If you have any tendency toward foot pain, choosing the right shoe can make the difference between agony and, if not exactly ecstasy, at least reasonable comfort. “The shoe should look somewhat like your foot,” New York City podiatrist Johanna Youner says. Most department stores have a “comfort shoe” department, which is a good place to start. Before you flatly refuse, be aware that styles are improving. Here are some brands that the doctors we interviewed recommend:
For daily wear: A shoe with a wide toe box is best for almost every problem. Youner likes Munro, which has a huge se-lection of sizes available (from AAAA to EE), and Ecco, which offers shoes made of soft leather. Arche, she adds, “makes great day-to-day, stylish city shoes that provide good support and excellent shock absorption.” Birkenstocks, if you can tolerate the stiff arches built into the footbeds, also offer a lot of support and are especially good for people with plantar fasciitis.

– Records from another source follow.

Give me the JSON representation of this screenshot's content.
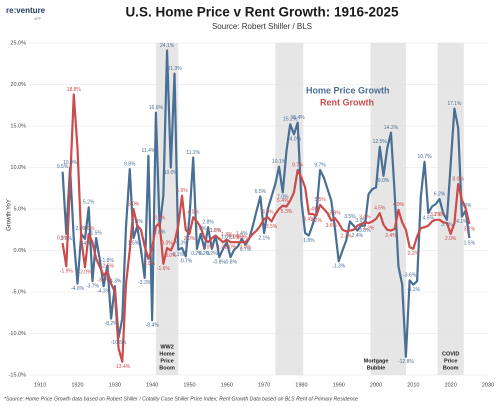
{
  "chart_data": {
    "type": "line",
    "logo": "re:venture",
    "logo_sub": "APP",
    "title": "U.S. Home Price v Rent Growth: 1916-2025",
    "subtitle": "Source: Robert Shiller / BLS",
    "ylabel": "Growth YoY",
    "footnote": "*Source: Home Price Growth data based on Robert Shiller / Cotality Case Shiller Price Index; Rent Growth Data based on BLS Rent of Primary Residence",
    "xlim": [
      1907,
      2030
    ],
    "xticks": [
      1910,
      1920,
      1930,
      1940,
      1950,
      1960,
      1970,
      1980,
      1990,
      2000,
      2010,
      2020,
      2030
    ],
    "ylim": [
      -15,
      25
    ],
    "yticks": [
      {
        "value": -15,
        "label": "-15.0%"
      },
      {
        "value": -10,
        "label": "-10.0%"
      },
      {
        "value": -5,
        "label": "-5.0%"
      },
      {
        "value": 0,
        "label": "0.0%"
      },
      {
        "value": 5,
        "label": "5.0%"
      },
      {
        "value": 10,
        "label": "10.0%"
      },
      {
        "value": 15,
        "label": "15.0%"
      },
      {
        "value": 20,
        "label": "20.0%"
      },
      {
        "value": 25,
        "label": "25.0%"
      }
    ],
    "grid": true,
    "shaded_periods": [
      {
        "start": 1941,
        "end": 1947,
        "label": [
          "WW2",
          "Home",
          "Price",
          "Boom"
        ]
      },
      {
        "start": 1973,
        "end": 1980.5
      },
      {
        "start": 1998.5,
        "end": 2008
      },
      {
        "start": 2016.5,
        "end": 2023.5,
        "label": [
          "COVID",
          "Price",
          "Boom"
        ]
      },
      {
        "start": 2000,
        "end": 2000,
        "label": [
          "Mortgage",
          "Bubble"
        ]
      }
    ],
    "x": [
      1916,
      1917,
      1918,
      1919,
      1920,
      1921,
      1922,
      1923,
      1924,
      1925,
      1926,
      1927,
      1928,
      1929,
      1930,
      1931,
      1932,
      1933,
      1934,
      1935,
      1936,
      1937,
      1938,
      1939,
      1940,
      1941,
      1942,
      1943,
      1944,
      1945,
      1946,
      1947,
      1948,
      1949,
      1950,
      1951,
      1952,
      1953,
      1954,
      1955,
      1956,
      1957,
      1958,
      1959,
      1960,
      1961,
      1962,
      1963,
      1964,
      1965,
      1966,
      1967,
      1968,
      1969,
      1970,
      1971,
      1972,
      1973,
      1974,
      1975,
      1976,
      1977,
      1978,
      1979,
      1980,
      1981,
      1982,
      1983,
      1984,
      1985,
      1986,
      1987,
      1988,
      1989,
      1990,
      1991,
      1992,
      1993,
      1994,
      1995,
      1996,
      1997,
      1998,
      1999,
      2000,
      2001,
      2002,
      2003,
      2004,
      2005,
      2006,
      2007,
      2008,
      2009,
      2010,
      2011,
      2012,
      2013,
      2014,
      2015,
      2016,
      2017,
      2018,
      2019,
      2020,
      2021,
      2022,
      2023,
      2024,
      2025
    ],
    "series": [
      {
        "name": "Home Price Growth",
        "color": "#4a6f95",
        "values": [
          9.5,
          2.0,
          10.0,
          1.4,
          -4.0,
          2.0,
          1.4,
          5.2,
          -3.7,
          1.5,
          -1.2,
          -4.3,
          -1.8,
          -8.2,
          -4.3,
          -10.5,
          -8.2,
          2.9,
          9.8,
          1.5,
          2.9,
          0.1,
          -3.3,
          11.4,
          -8.4,
          16.6,
          2.8,
          6.6,
          24.1,
          10.0,
          21.3,
          0.1,
          0.3,
          -0.7,
          4.0,
          11.2,
          0.2,
          2.0,
          0.2,
          2.8,
          0.2,
          1.8,
          -0.8,
          0.2,
          1.0,
          -0.8,
          0.1,
          0.5,
          1.4,
          0.7,
          1.4,
          3.0,
          4.8,
          6.5,
          2.1,
          5.0,
          6.5,
          8.0,
          10.1,
          7.0,
          12.0,
          15.2,
          14.0,
          15.4,
          6.0,
          2.1,
          1.8,
          3.1,
          4.5,
          9.7,
          8.8,
          7.4,
          6.0,
          2.6,
          -1.3,
          0.0,
          1.2,
          3.5,
          3.0,
          2.4,
          3.0,
          3.0,
          6.8,
          7.4,
          7.6,
          12.5,
          9.0,
          12.3,
          14.2,
          6.8,
          -1.9,
          -4.1,
          -12.8,
          -3.6,
          -4.1,
          -3.7,
          6.5,
          10.7,
          4.5,
          5.3,
          5.6,
          6.2,
          4.5,
          3.7,
          10.4,
          17.1,
          14.8,
          4.1,
          4.8,
          1.5
        ],
        "value_labels": [
          "9.5%",
          "2.0%",
          "10.0%",
          "1.4%",
          "-4.0%",
          "2.0%",
          "1.4%",
          "5.2%",
          "-3.7%",
          "1.5%",
          "-1.2%",
          "-4.3%",
          "-1.8%",
          "-8.2%",
          "-4.3%",
          "-10.5%",
          "-8.2%",
          "2.9%",
          "9.8%",
          "1.5%",
          "2.9%",
          "0.1%",
          "-3.3%",
          "11.4%",
          "-8.4%",
          "16.6%",
          "2.8%",
          "6.6%",
          "24.1%",
          "10.0%",
          "21.3%",
          "0.1%",
          "0.3%",
          "-0.7%",
          "4.0%",
          "11.2%",
          "0.2%",
          "2.0%",
          "0.2%",
          "2.8%",
          "0.2%",
          "1.8%",
          "-0.8%",
          "0.2%",
          "1.0%",
          "-0.8%",
          "0.1%",
          "0.5%",
          "1.4%",
          "0.7%",
          "1.4%",
          "3.0%",
          "4.8%",
          "6.5%",
          "2.1%",
          "5.0%",
          "6.5%",
          "8.0%",
          "10.1%",
          "7.0%",
          "12.0%",
          "15.2%",
          "14.0%",
          "15.4%",
          "6.0%",
          "2.1%",
          "1.8%",
          "3.1%",
          "4.5%",
          "9.7%",
          "8.8%",
          "7.4%",
          "6.0%",
          "2.6%",
          "-1.3%",
          "0.0%",
          "1.2%",
          "3.5%",
          "3.0%",
          "2.4%",
          "3.0%",
          "3.0%",
          "6.8%",
          "7.4%",
          "7.6%",
          "12.5%",
          "9.0%",
          "12.3%",
          "14.2%",
          "6.8%",
          "-1.9%",
          "-4.1%",
          "-12.8%",
          "-3.6%",
          "-4.1%",
          "-3.7%",
          "6.5%",
          "10.7%",
          "4.5%",
          "5.3%",
          "5.6%",
          "6.2%",
          "4.5%",
          "3.7%",
          "10.4%",
          "17.1%",
          "14.8%",
          "4.1%",
          "4.8%",
          "1.5%"
        ]
      },
      {
        "name": "Rent Growth",
        "color": "#cc4b4b",
        "values": [
          0.9,
          -1.9,
          8.0,
          18.8,
          12.3,
          1.4,
          -2.0,
          2.0,
          1.0,
          -1.0,
          -2.0,
          -3.0,
          -2.5,
          -4.0,
          -5.0,
          -11.8,
          -13.4,
          -4.0,
          0.0,
          5.0,
          3.0,
          2.5,
          0.5,
          -1.0,
          0.3,
          2.9,
          3.3,
          -1.6,
          0.3,
          0.0,
          1.0,
          3.0,
          6.6,
          2.5,
          2.0,
          4.0,
          3.5,
          2.8,
          1.5,
          1.0,
          1.5,
          1.8,
          1.4,
          1.0,
          1.3,
          1.0,
          1.0,
          1.0,
          1.0,
          1.0,
          1.5,
          2.0,
          2.4,
          3.0,
          3.8,
          4.0,
          3.5,
          4.4,
          5.0,
          5.4,
          5.3,
          6.0,
          7.0,
          9.7,
          8.8,
          7.6,
          4.4,
          4.4,
          4.2,
          5.5,
          5.0,
          4.5,
          3.6,
          3.9,
          3.3,
          2.5,
          2.3,
          2.4,
          2.5,
          3.0,
          3.2,
          3.4,
          3.3,
          3.5,
          3.8,
          4.5,
          3.1,
          2.5,
          2.4,
          2.6,
          4.9,
          3.4,
          2.5,
          0.4,
          0.2,
          1.7,
          2.7,
          2.8,
          3.0,
          3.5,
          3.7,
          3.7,
          3.4,
          3.3,
          2.0,
          3.3,
          8.0,
          6.1,
          5.1,
          3.2
        ],
        "value_labels": [
          "0.9%",
          "-1.9%",
          "8.0%",
          "18.8%",
          "12.3%",
          "1.4%",
          "-2.0%",
          "2.0%",
          "1.0%",
          "-1.0%",
          "-2.0%",
          "-3.0%",
          "-2.5%",
          "-4.0%",
          "-5.0%",
          "-11.8%",
          "-13.4%",
          "-4.0%",
          "0.0%",
          "5.0%",
          "3.0%",
          "2.5%",
          "0.5%",
          "-1.0%",
          "0.3%",
          "2.9%",
          "3.3%",
          "-1.6%",
          "0.3%",
          "0.0%",
          "1.0%",
          "3.0%",
          "6.6%",
          "2.5%",
          "2.0%",
          "4.0%",
          "3.5%",
          "2.8%",
          "1.5%",
          "1.0%",
          "1.5%",
          "1.8%",
          "1.4%",
          "1.0%",
          "1.3%",
          "1.0%",
          "1.0%",
          "1.0%",
          "1.0%",
          "1.0%",
          "1.5%",
          "2.0%",
          "2.4%",
          "3.0%",
          "3.8%",
          "4.0%",
          "3.5%",
          "4.4%",
          "5.0%",
          "5.4%",
          "5.3%",
          "6.0%",
          "7.0%",
          "9.7%",
          "8.8%",
          "7.6%",
          "4.4%",
          "4.4%",
          "4.2%",
          "5.5%",
          "5.0%",
          "4.5%",
          "3.6%",
          "3.9%",
          "3.3%",
          "2.5%",
          "2.3%",
          "2.4%",
          "2.5%",
          "3.0%",
          "3.2%",
          "3.4%",
          "3.3%",
          "3.5%",
          "3.8%",
          "4.5%",
          "3.1%",
          "2.5%",
          "2.4%",
          "2.6%",
          "4.9%",
          "3.4%",
          "2.5%",
          "0.4%",
          "0.2%",
          "1.7%",
          "2.7%",
          "2.8%",
          "3.0%",
          "3.5%",
          "3.7%",
          "3.7%",
          "3.4%",
          "3.3%",
          "2.0%",
          "3.3%",
          "8.0%",
          "6.1%",
          "5.1%",
          "3.2%"
        ]
      }
    ]
  }
}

For exercise: “Look for a sneaker with motion control and stability,” says UCLA podiatrist Bob Baravarian. He’s partial to both Asics and New Balance.
For dress: Baravarian recommends Dana Davis. “The shoes have insoles built in and are constructed with podiatrist input about where to provide support and cushioning,” he says.
For summer: Thick-soled FitFlops get Youner’s vote: “They have more support than regular flip-flops.